We strongly believe that the Committee should have answers to each of these questions before any bill can be reasonably released from your consideration. (For this portion of our testimony, we will be using section references to the language of Senate 1048. Similar language and concepts are found in the House bill as well.)
- Section 2, of the proposed new Chapter 175M, creates a new office within the Executive Office of Labor will be created to administer the new leave program for the Commonwealth; does the Committee know the costs associated with this new office?1
- Sections 3 & 4 creates the benefit durations and levels of wage replacement for the leave program; does the Committee know what the estimated take-up rate is for individuals taking both the maternity leave and disability leave? For cost estimating purposes, take-up rates per program are critical to know.
- Further, what is the Committee’s estimate of the total program costs incurred by employers and the Commonwealth for administering this program and providing these new benefits?2
- In Section 8, the director of the fund is charged with “assessing” the tax to fund this new program. Is this Committee aware of any precedent for the creation of this type program as well as the power to set and raise revenue by a non-elected individual? Are we sure that this is constitutional?
- The director will become responsible for numerous operational duties in managing the funds related to this bill.

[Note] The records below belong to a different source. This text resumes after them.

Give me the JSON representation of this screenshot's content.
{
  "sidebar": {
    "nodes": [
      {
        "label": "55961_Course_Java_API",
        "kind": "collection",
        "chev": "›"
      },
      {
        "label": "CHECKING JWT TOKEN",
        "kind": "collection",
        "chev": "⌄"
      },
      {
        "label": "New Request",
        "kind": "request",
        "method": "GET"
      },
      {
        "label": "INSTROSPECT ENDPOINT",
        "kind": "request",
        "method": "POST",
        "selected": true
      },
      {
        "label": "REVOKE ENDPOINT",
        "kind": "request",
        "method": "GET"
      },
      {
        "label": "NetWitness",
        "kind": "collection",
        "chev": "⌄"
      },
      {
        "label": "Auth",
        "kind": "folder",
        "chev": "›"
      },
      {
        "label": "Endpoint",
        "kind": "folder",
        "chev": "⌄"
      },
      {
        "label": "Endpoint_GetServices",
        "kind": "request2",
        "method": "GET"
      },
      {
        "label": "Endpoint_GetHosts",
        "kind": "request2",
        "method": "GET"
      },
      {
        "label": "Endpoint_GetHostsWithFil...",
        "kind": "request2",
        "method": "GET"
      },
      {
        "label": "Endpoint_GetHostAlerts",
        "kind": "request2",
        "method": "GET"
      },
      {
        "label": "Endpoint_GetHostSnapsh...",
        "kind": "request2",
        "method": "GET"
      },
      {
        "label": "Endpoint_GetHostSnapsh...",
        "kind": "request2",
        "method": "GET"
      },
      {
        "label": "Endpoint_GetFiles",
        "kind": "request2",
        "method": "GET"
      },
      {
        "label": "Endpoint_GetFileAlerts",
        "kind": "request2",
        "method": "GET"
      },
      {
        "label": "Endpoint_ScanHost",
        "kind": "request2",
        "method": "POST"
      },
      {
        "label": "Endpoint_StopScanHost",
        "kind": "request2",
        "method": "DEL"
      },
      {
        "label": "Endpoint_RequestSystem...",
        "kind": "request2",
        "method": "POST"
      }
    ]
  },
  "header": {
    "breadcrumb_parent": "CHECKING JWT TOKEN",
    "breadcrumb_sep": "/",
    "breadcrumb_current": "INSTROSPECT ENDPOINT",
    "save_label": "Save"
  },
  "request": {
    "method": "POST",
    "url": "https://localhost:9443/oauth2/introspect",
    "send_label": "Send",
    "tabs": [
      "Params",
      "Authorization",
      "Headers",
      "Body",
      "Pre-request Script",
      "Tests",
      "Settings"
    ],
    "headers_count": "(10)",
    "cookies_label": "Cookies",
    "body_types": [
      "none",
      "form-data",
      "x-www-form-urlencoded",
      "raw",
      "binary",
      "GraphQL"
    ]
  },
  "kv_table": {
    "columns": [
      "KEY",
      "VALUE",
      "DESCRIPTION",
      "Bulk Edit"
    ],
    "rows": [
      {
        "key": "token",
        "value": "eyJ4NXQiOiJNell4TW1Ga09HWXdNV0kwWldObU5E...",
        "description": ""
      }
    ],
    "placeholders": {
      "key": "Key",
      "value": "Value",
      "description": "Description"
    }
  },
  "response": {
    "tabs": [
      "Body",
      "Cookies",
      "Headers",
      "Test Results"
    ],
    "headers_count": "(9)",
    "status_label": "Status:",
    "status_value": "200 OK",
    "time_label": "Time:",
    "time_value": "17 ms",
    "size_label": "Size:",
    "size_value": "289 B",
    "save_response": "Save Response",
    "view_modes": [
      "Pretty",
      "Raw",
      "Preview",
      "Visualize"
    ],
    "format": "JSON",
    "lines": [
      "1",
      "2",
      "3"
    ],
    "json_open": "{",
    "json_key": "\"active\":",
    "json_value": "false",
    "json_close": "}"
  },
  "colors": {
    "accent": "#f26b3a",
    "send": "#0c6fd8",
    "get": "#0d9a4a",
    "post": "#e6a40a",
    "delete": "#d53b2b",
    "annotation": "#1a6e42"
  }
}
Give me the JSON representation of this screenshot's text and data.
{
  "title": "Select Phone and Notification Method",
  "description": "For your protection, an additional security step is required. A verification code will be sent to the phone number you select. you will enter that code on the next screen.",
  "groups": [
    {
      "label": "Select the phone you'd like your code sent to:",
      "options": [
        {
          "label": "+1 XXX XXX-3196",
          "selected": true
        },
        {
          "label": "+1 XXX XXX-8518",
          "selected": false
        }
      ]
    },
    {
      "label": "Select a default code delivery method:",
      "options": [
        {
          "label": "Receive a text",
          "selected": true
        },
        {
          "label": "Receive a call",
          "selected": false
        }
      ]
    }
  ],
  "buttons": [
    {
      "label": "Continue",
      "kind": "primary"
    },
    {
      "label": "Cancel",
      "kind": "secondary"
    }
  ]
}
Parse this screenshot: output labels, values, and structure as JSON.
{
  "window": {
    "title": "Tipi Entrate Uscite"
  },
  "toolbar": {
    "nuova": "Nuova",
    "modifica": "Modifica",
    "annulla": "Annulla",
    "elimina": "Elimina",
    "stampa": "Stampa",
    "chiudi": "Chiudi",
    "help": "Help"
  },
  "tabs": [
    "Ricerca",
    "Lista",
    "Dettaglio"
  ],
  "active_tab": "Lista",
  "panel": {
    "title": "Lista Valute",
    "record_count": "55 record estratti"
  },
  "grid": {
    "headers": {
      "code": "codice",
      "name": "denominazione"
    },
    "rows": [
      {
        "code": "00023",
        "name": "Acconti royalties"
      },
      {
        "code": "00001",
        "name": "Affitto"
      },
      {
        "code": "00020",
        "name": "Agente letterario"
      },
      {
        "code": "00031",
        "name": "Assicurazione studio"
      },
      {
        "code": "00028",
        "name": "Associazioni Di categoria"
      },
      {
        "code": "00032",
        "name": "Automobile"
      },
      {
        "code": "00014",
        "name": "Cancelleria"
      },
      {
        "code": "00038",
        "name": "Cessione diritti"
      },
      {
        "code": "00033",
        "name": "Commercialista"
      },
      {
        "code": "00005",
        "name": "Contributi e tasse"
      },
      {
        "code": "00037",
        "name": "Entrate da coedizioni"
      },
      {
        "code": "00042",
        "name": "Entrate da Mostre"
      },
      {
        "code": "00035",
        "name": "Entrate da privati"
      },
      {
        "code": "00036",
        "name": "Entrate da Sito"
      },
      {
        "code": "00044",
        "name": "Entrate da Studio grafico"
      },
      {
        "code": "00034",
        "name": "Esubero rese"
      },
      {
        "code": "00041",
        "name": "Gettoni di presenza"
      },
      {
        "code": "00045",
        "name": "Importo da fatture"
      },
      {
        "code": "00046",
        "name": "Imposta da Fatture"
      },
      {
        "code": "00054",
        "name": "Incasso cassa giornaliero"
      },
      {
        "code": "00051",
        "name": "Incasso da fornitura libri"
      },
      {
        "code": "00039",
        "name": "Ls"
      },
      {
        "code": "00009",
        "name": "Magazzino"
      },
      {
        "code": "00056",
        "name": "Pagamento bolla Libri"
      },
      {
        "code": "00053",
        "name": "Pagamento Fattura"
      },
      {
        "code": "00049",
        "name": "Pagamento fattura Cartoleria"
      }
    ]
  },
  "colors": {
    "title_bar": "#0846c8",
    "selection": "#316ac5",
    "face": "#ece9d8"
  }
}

Is there a cost estimate for this function?
- In addition, has anyone determined what the tax assessment per employee might be for this program and, if so, could we see that analysis?3
- Lastly, the bill requires that claims for family and medical leave benefits shall be filed with the department and handled under the procedures prescribed in sections 1, 10, 11, 12, 14, 15, and 16 of chapter 30A. Is there an estimate of the number of claims to be adjudicated and the costs for that process?4
The terms of this legislation are far-reaching. Although the initial implementation in January of 2019 would require 50% salary replacement levels, that level is increased to 90% by January of 2021 and the average weekly wage is then tied to the Consumer Price Index for the Boston-Cambridge-Quincy consolidated metropolitan statistical area. Not only is this an extraordinarily high rate of compensation, but it also derives the wage rate from on the area of the Commonwealth with the most expensive cost of living. This will not accurately reflect the economic complexity of different areas in Massachusetts, placing an undue burden on employers and employees living in less costly areas.
Of late, many have wondered why with a recovered economy and lower unemployment rates Massachusetts own-source revenue continues to fall below even relatively conservative benchmark levels. One reason cited by our members is lack of wage growth.
According to the Pew Charitable Trust, personal income growth in Massachusetts has only grown by 2.0% since Q4 of 2007.5 Employers in the Commonwealth are faced with considerable non-wage job costs for health care, unemployment insurance, workers compensation insurance, and other Massachusetts-only high costs, like electricity rates. Combine these with higher than average base wage costs, and you restrict employers’ ability to raise wages in a manner similar to other post-recessionary recovery periods.
Inevitably and necessarily, this lack of wage growth affects tax revenue growth for Massachusetts.
A new, and expensive paid family and medical leave program, as envisioned by these bills, will contribute to a diminished pool from which to fund additional jobs and additional wage growth.